I was doing a search about jobs of women in the 17th century London and came across this site talking about women being prostitutes and I read a little of it and ran across this song that I thought was really funny. You will find the lyrics later in this post. Check it out. lol
During the 17th century, the most notorious area for prostitution in the port was Ratcliffe Highway. This was a road lying to the north of the Wapping waterfront.
It was described in 1600 by John Stow as ‘a continual street, or filthy straight passage, with alleys of small tenements or cottages builded, inhabited by sailors and victuallers’.
Sailors from ships moored in the Pool of London flocked to the Highway. Most were single men with plenty of cash to spare after long voyages. They were looking for drink and women, and the taverns and brothels along its length provided for their every need.
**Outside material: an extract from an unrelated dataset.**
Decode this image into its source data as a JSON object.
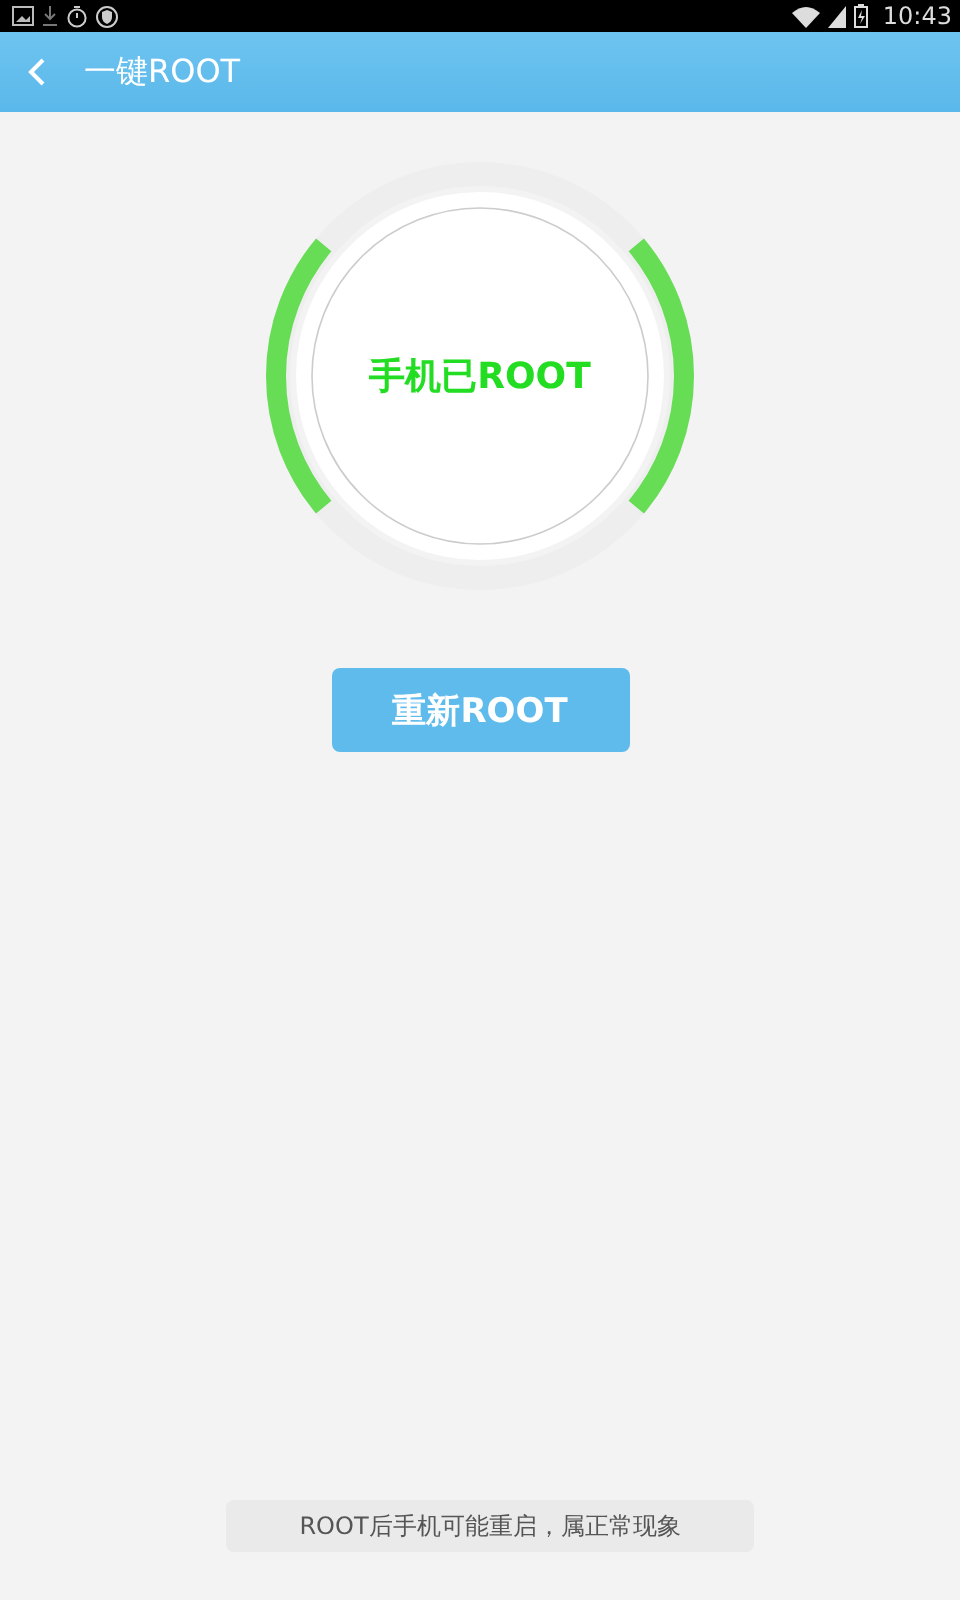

Songs and shanties were written in celebration of the Highway. This bawdy example is actually called ‘The Ratcliffe Highway’.
As I wuz a roll-in’ down the High-way one morn,
I spied a flash pack-et from ol’ Wapping town
As soon as I seed her I slacked me main brace,
An’ I hoist-ed me stun-sl’s an’ to her gave chase,
Oh, me rig-gin’s slack, Aye me ratt-lin’s are fray’d,
I’ve ratt-led me rig-gin’ down Rat-cliffe High-way!
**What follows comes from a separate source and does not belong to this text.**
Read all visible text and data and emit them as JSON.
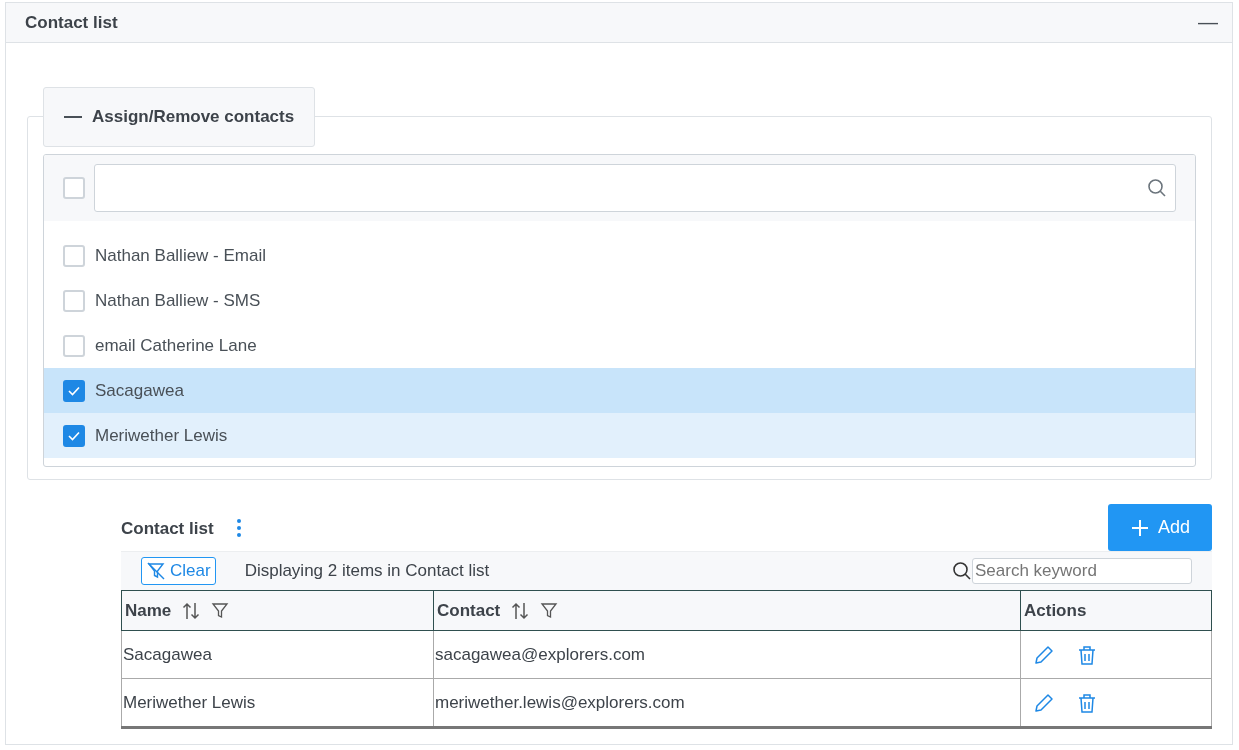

Her flag wuz three colours, her masthead wuz low,
She wuz round at the counter an’ bluff at the bow;
From larboard to starboard an’ so rolled she,
She wuz sailin’ at large, she wuz runnin’ free.
I fired me bow-chaser, the signal she new
She backed her main tops’l an’ for me hove to’
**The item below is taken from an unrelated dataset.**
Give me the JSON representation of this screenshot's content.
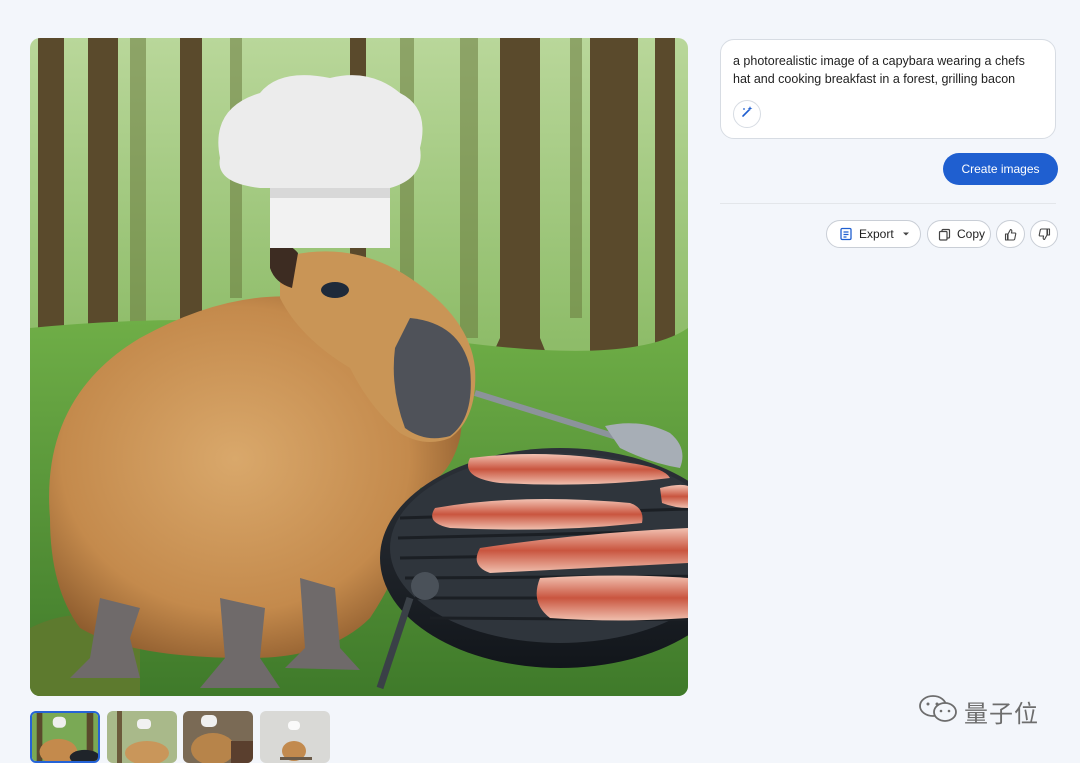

I lowered down me jolly-boat an’ roved alongside,
An’ I found madam’s gangway wuz open an’ wide.
I hailed her in English, she answered me clear,
“I’m from the Black Arrow bound to the Shakespeare”;
So I wore ship wid a what d’yer know,
An’ I passed her me hawser an’ took her in tow.
I entered her little cabin, an’ swore, “Damn your eyes!”
She wuz nothin’ but a fireship rigged up in disguise;
She had a foul bottom, from sternpost to fore;
‘Tween the wind and water she ran me ashore.
She set fire to me riggin’, as well as me hull,
An’ away to the lazareet I had to scull.
Wid me helm hard-a-starboard as I rolled along,
Me shipmates cried, “Hey, Jack, yer mainyard is sprung!”
Now I’m safe in harbour, me moorings all fast,
I lay here quite snug, boys, till all danger is past;
With me mainyard all served, boys, an’ parcelled an’ tarred,
Wasn’t that a stiff breeze, boys, that sprung me mainyard?